I find pain fascinating*, especially after experiencing plenty of it in childbirth. It seems so basic a thing that it’s easy to assume modern medicine would have pain all figured out, but it really really doesn’t and not just because of a lack of basic biological knowledge (although that is a part of it). Everyone’s experience of pain is different so how can you impartially, scientifically, measure it? If you’ve been through childbirth could you accurately describe the pain? Could you compare the pain you experienced with that of another women? Probably not, psychology and circumstance are every bit as important as what is physically going on and what may be tolerable to one person may be unbearable agony to another and not through any particular weakness or wimpyness on their part.
So what is the best way to manage pain in labour? Given how long women have been doing the birth thing you’d think there would centuries worth of research, but there just isn’t. In fact no one even thought to try until a little over a hundred years ago, prior to that childbirth was just one of those curses that women must bear for Eve’s sin – if mothers are in pain, if some of them even die? Well too bad girls, should have stayed away from that apple!

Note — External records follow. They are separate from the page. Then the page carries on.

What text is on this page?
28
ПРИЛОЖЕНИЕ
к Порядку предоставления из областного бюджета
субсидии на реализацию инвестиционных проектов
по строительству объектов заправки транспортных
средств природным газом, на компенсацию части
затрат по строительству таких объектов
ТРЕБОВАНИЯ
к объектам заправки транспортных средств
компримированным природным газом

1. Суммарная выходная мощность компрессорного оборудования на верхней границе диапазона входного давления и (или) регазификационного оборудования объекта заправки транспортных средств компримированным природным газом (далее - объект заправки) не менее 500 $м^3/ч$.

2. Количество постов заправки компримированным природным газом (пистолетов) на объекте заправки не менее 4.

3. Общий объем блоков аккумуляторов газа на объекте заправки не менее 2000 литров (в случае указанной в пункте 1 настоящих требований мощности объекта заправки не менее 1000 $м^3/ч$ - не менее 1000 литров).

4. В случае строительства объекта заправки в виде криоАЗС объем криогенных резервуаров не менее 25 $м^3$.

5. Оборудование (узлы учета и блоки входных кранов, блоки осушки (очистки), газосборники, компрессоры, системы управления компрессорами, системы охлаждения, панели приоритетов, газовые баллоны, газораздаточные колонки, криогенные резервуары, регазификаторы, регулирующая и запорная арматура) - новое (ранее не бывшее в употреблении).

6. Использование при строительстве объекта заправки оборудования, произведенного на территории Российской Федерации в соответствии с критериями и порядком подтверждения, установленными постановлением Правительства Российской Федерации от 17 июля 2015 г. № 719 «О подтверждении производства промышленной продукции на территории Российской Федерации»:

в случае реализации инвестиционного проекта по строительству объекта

Thankfully though we live in a slightly more enlightened age and some studies have been attempting to asses the effectiveness of various different types of pain relief. The Cochrane Library is an organisation that reviews publications on specific topics and by comparing the quality and results of all these papers, tries to give a review of what we know – and how reliably we know it. They recently published an overview of studies into pain management in labour. After looking at reviews of a total of 312 different trials they grouped pain relief methods into three sets:
Epidural, Entonox (gas and air)
What May Work:
Immersion in Water, Relaxation, Acupuncture, Massage, Local anaesthetic nerve blocks, Sedatives (non-opioid)
Hypnosis, Biofeedback, Sterile Water Injection, Aromatherapy, TENS, Opioid drugs (eg, pethadine)
So slap everyone on entonox and epidural and forget about the rest right? Of course, sadly, it’s not that simple. While there is a lot of evidence that the “what works” techniques are effective, they also tend to have a lot of side effects. Gas and air makes many people feel sick, epidurals increase the likelihood of needing an instrumental delivery etc. etc. There is less evidence in favour of the “may work” group, often only one or two small studies, but they tend to have few if any side effects. Some of the techniques in the “insufficient evidence” group are especially interesting. TENS is often recommended by midwives, but there is very little solid evidence for it’s effectiveness, opioid drugs get a bad press as there is a concern that (amoungst other things) they will reduce the likelihood of breast feeding, yet only two, of the 57 opioids studies reviewed, looked at breast feeding as an outcome.
So where does this leave us? Is the review all a bit pointless because it can’t tell us to pop everyone on an epidural and to avoid aromatherapy like a sweet smelling plague? I think it would be a shame if we gave in that easily. What this review highlights is that far more work is needed to determine how effective each option is, how likely and how severe side effects are and importantly how much someones individual personality and circumstances are likely to influence this effectiveness. I’ve said it before and I’ll say it again – pregnant women aren’t silly, hysterical creatures, if given the facts clearly, and early enough in the pregnancy that it’s not all a bit too immanent, then most will be able to make intelligent, rational decisions about what is best for them. Without this we will continue to have to put our faith in midwives, antenatal teachers and friends and family to advise us on this issue, and although these people may be well meaning, their own experiences will heavily influence their opinions of what works and what doesn’t.
Having had plenty of time to try out a few things I know that my own experience of various pain relief methods doesn’t exactly tally with this report. But I’m also aware that my state of mind influenced this. Things that worked brilliantly when I thought it was all going well, seemed utterly useless once I knew I was headed for theatre, in fact I think there is another whole blog post about the SouthwarkBelle guide to pain relief, but I may just have ranted enough for today…
*not in a creepy serial killer sort of a way, just to be clear.